Двое, которые ещё живы

Ольга Барсова
            Тьма между тем сгущалась, острее давая понять, что ночь совсем скоро примет всё вокруг под свой неизбежный покров.
           Два приятеля умиротворённо беседуют о том, что произошло за день. Два силуэта прячет сумрак под свой таинственный покров. Чуть позже, как только сумерки начинают сгущаться, приятели смолкают, растворяясь полностью в пространстве. Они, без задних мыслей, разглядывают то, что предоставил им двор - ночь. Но видеть что-то невозможно, тьма - кромешная, густая и терпкая. Она пахнет прохладой и лесом, который близок, но далёк невозможно. Туда не дойти, да им это и не нужно. Мужчины не хотят, они не для того здесь.
           Двое давно переступили грань, и ничего не ожидают  друг от друга, кроме того, ради чего, собственно, здесь и очутились. Всё происходящее следом привычно и знаково. Последнее время, подобное случается с ними с удивительным постоянством.
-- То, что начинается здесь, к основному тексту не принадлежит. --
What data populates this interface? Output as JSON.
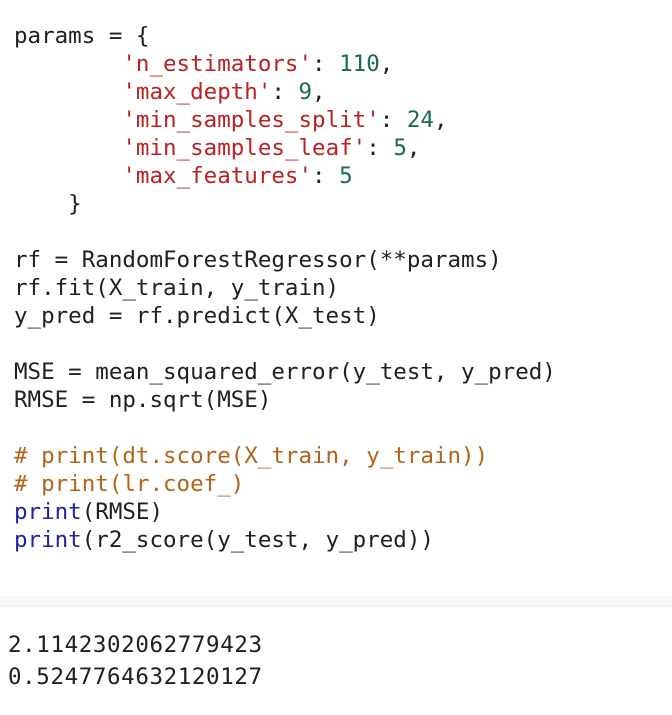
{
  "code": {
    "l1_a": "params = {",
    "l2_indent": "        ",
    "l2_key": "'n_estimators'",
    "l2_sep": ": ",
    "l2_val": "110",
    "l2_end": ",",
    "l3_indent": "        ",
    "l3_key": "'max_depth'",
    "l3_sep": ": ",
    "l3_val": "9",
    "l3_end": ",",
    "l4_indent": "        ",
    "l4_key": "'min_samples_split'",
    "l4_sep": ": ",
    "l4_val": "24",
    "l4_end": ",",
    "l5_indent": "        ",
    "l5_key": "'min_samples_leaf'",
    "l5_sep": ": ",
    "l5_val": "5",
    "l5_end": ",",
    "l6_indent": "        ",
    "l6_key": "'max_features'",
    "l6_sep": ": ",
    "l6_val": "5",
    "l7": "    }",
    "l9": "rf = RandomForestRegressor(**params)",
    "l10": "rf.fit(X_train, y_train)",
    "l11": "y_pred = rf.predict(X_test)",
    "l13": "MSE = mean_squared_error(y_test, y_pred)",
    "l14": "RMSE = np.sqrt(MSE)",
    "l16": "# print(dt.score(X_train, y_train))",
    "l17": "# print(lr.coef_)",
    "l18_fn": "print",
    "l18_rest": "(RMSE)",
    "l19_fn": "print",
    "l19_rest": "(r2_score(y_test, y_pred))"
  },
  "output": {
    "rmse": "2.1142302062779423",
    "r2": "0.5247764632120127"
  },
  "colors": {
    "string": "#ba2121",
    "number": "#1a6b4a",
    "comment": "#b4641a",
    "builtin": "#2222a0",
    "text": "#202020"
  }
}
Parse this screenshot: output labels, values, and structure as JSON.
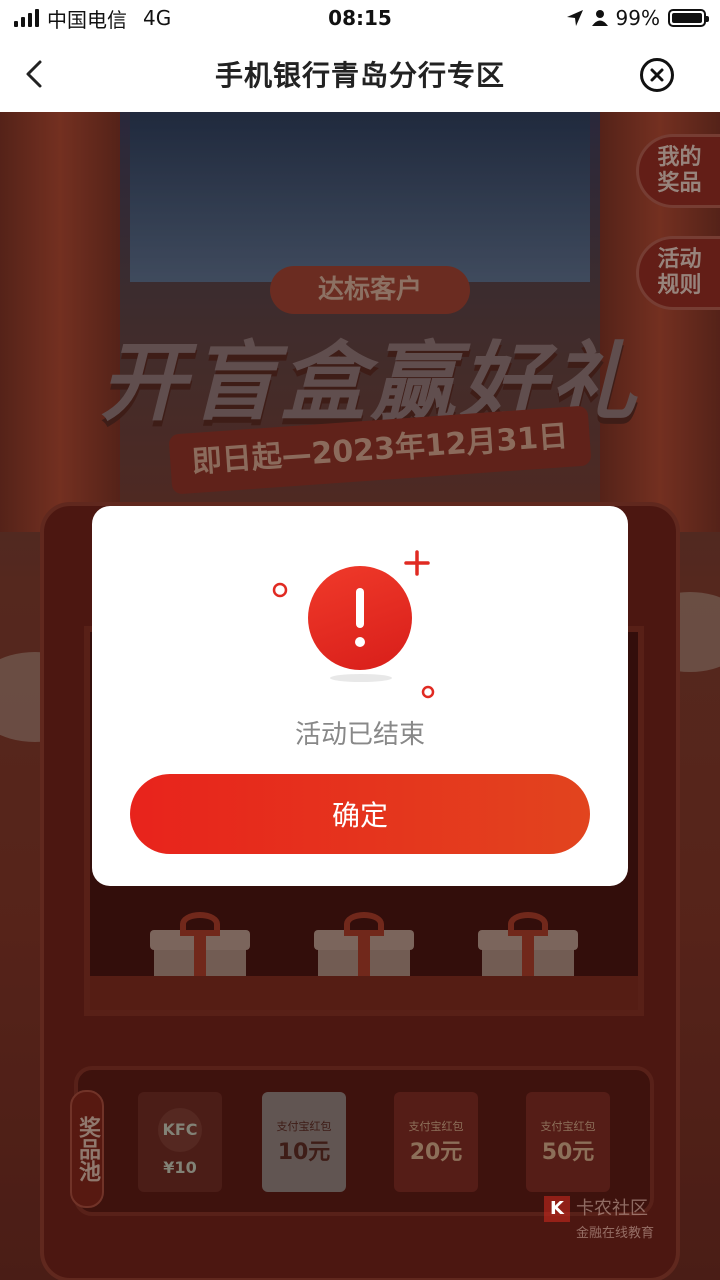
{
  "status_bar": {
    "carrier": "中国电信",
    "network": "4G",
    "time": "08:15",
    "battery_percent": "99%",
    "battery_level": 0.99
  },
  "nav": {
    "title": "手机银行青岛分行专区"
  },
  "banner": {
    "tag": "达标客户",
    "title": "开盲盒赢好礼",
    "date_ribbon": "即日起—2023年12月31日"
  },
  "side_tabs": {
    "my_prizes": "我的奖品",
    "rules": "活动规则"
  },
  "prize_pool": {
    "label": "奖品池",
    "cards": [
      {
        "brand": "KFC",
        "value": "¥10"
      },
      {
        "title": "支付宝红包",
        "value": "10元"
      },
      {
        "title": "支付宝红包",
        "value": "20元"
      },
      {
        "title": "支付宝红包",
        "value": "50元"
      }
    ]
  },
  "watermark": {
    "k": "K",
    "name": "卡农社区",
    "sub": "金融在线教育"
  },
  "dialog": {
    "message": "活动已结束",
    "confirm_label": "确定"
  },
  "colors": {
    "accent_red": "#e8231c",
    "alert_red": "#e02a22"
  }
}
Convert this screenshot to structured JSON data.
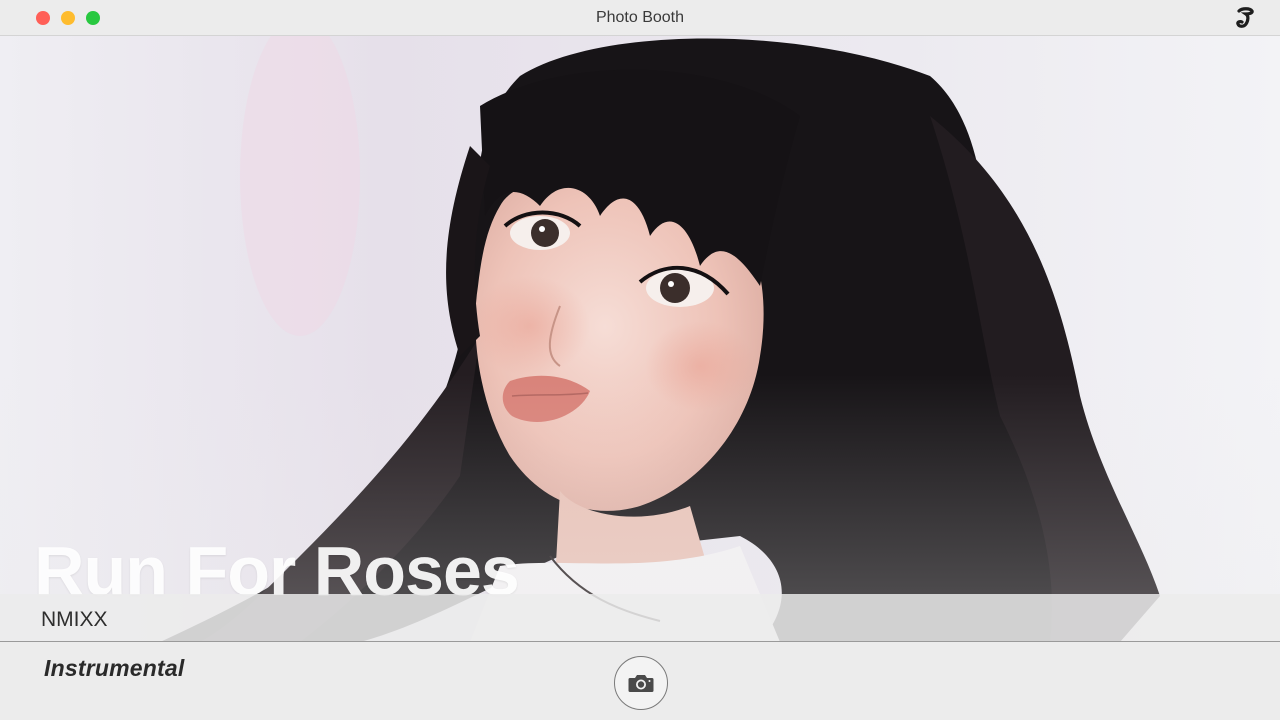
{
  "window": {
    "title": "Photo Booth"
  },
  "icons": {
    "close": "traffic-light-close",
    "minimize": "traffic-light-minimize",
    "maximize": "traffic-light-maximize",
    "brand": "brand-logo-icon",
    "shutter": "camera-icon"
  },
  "photo": {
    "song_title": "Run For Roses"
  },
  "artist": {
    "name": "NMIXX"
  },
  "toolbar": {
    "version_label": "Instrumental"
  },
  "colors": {
    "close": "#ff5f57",
    "minimize": "#febc2e",
    "maximize": "#28c840",
    "window_bg": "#ececec"
  }
}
           Если вначале они ещё как-то стеснялись надвигающихся перемен, то чуть позже, и вовсе перестали задумываться, ощущая себя вовлечёнными в некий процесс, до которого всем остальным и вовсе дела не было. Нет, где-то очень глубоко в душе они понимали, что данное занятие - дрянная вещь… Но уже привыкли, не могли оторваться. Обоих тянуло, как магнитом, посидеть на лавочке, поговорить по душам, и, самое главное, выпить. Усиленные возлияния во славу Бахуса, которые происходили с регулярным постоянством, вряд ли могли закончиться
 в итоге чем-то хорошим…
           Один из пришедших, не выдерживает очередной затянувшейся паузы, молча, и, не глядя даже, просовывает грязную руку в пакет, достаёт бутылку дешёвого пива. Он стремительно взбалтывает её содержимое по часовой стрелке. От бутылки исходит булькающий звук. Она коричневатого цвета, поэтому почти полностью сливается с его рукой, по сути, становясь невидимой. Только пена кремового цвета, появившаяся незамедлительно, выдаёт наличие знакомого напитка, который он держит сейчас так старательно в руке. Для него бутылка в эти мгновения - некий атрибут вольности, которой так не хватает в его жизни, где давно уже счастье заплутало, неприкаянно слоняясь по стёжкам-дорожкам, и забыло к нему дорогу окончательно.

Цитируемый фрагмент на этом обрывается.